In the study of purely quantum phenomena, such as occur in double slit experiments, etc., it is useful to introduce modular variables rather than the more familiar positions and momenta. I will first review these variables and then show how they may be understood on a mathematical level as a generalization of geometric quantization. Playing a central role here is the Heisenberg group and its commutative subgroups. Our usual notion of classical space can be identified with a particular choice of commutative subgroup corresponding to a classical Lagrangian subspace of phase space, that is a choice of classical polarization.
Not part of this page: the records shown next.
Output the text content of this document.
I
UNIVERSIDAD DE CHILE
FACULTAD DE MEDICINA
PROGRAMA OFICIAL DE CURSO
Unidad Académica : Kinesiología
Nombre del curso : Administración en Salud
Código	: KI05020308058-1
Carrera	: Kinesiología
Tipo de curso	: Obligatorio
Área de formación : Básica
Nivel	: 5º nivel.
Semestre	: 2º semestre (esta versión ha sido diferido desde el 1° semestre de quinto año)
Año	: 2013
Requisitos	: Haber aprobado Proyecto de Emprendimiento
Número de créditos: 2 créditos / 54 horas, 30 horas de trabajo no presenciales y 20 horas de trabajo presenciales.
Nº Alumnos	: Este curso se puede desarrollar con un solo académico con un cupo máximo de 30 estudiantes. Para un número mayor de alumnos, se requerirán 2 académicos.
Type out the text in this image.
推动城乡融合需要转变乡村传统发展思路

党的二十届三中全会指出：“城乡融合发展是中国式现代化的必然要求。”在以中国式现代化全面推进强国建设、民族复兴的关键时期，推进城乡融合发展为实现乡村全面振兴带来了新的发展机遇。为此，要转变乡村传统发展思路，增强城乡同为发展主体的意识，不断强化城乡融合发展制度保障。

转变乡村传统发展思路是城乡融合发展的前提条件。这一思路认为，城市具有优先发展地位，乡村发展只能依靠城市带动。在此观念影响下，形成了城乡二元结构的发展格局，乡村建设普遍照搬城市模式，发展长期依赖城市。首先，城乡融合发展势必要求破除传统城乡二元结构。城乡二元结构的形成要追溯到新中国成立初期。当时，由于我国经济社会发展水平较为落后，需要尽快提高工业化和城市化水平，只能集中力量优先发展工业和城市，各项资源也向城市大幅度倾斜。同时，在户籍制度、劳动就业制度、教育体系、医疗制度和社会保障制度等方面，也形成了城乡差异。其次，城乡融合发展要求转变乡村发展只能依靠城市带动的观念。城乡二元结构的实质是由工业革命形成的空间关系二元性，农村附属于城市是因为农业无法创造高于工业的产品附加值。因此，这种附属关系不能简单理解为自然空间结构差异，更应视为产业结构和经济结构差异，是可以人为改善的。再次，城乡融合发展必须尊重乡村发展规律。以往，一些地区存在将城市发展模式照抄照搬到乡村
There are however purely quantum polarizations that correspond to a choice of modular variables. Such quantizations generically involve a dimensional scale in addition to \hbar. In simple quantum systems, the scale is set contextually, for example by a slit spacing.  A new notion of quantum space(time) emerges if we suppose instead that the scale is fundamental. I will provide substantial evidence that, contrary to the textbook accounts, this mechanism is present in ordinary string theory. Thus string theory describes an inherently quantum gravitational theory, for which the usual string constructions correspond to certain semi-classical limits with a local space-time interpretation, with string dualities manifest. 

Nov 11 Tom Hartman (Cornell) Causality and Universality at Strong Coupling

Causality imposes constraints on the coupling constants in perturbative effective field theory, which have played a role in understanding scattering amplitudes, the a-theorem for renormalization group flows, and higher curvature corrections in quantum gravity. I will describe similar constraints on strongly interacting theories. In one limit, these constraints imply the averaged null energy condition, which links causality to the inequalities obeyed by quantum information. Then, in large-N conformal field theory, I'll describe how causality tightly constrains the stress tensor correlation functions, and points directly toward the emergence of Einstein gravity in the holographic dual.

Nov 18 Guillermo Silva (IAS) Supersymmetric Wilson loops and AdS/CFT: Lessons from N = 4 SYM and N = 6 Chern-Simons theory 

We will review the two paradigmatic examples of AdS/CFT: maximally supersymmetric N=4 super Yang-Mills in 4d and N=6 supersymmetric Chern-Simons in 3d. We will discuss supersymmetric Wilson loops (WL) in these theories and their exact computation in gauge theory via Localization techniques. We will turn to the string side and show how to reproduce the WL strong coupling expansion from semiclassical string worldsheets.

Nov 25 Thanksgiving    
Dec 2 Jeff Murugan (IAS) Particle-Vortex duality and Topological Quantum Matter

The past summer has seen an intense flurry of activity around the topic low-energy dualities that has uncovered a veritable web of 3-dimensional dualities relating a number of non-supersymmetric bosonic and fermionic theories. Moreover, these dualities find a very satisfying and direct “real-world” application to the physics of topological quantum matter. In this talk, I will give a more-or-less pedagogical introduction to the subject of low energy dualities and review some of the more recent developments in the field. 

Dec 9 Csaba Csaki (Cornell) Experimental tests of vacuum energy

While the current vacuum energy of the Universe is very small, in our standard cosmological picture it has been much larger at earlier epochs. We try to address the question of what are possible ways to try to experimentally verify this. One direction is to look for systems where vacuum energy constitutes a non-negligible fraction of the total energy, and study the properties of those. Another possibility is to focus on the epochs around cosmic phase transitions, when the vacuum energy is of the same order as the total energy. Along these lines we investigate properties of neutron stars and the imprint of phase transitions on primordial gravitational waves.

Dec 16 Jeff Harvey (UChicago) New forms of Moonshine

I will give an overview of some recent developments in moonshine including umbral moonshine and its connection to K3 surfaces and Niemeier lattices. I will then discuss a new form of moonshine related to skew-holomorphic Jacobi forms and discuss briefly some of the relations between these new moonshines and the original moonshine associated to the Monster sporadic group.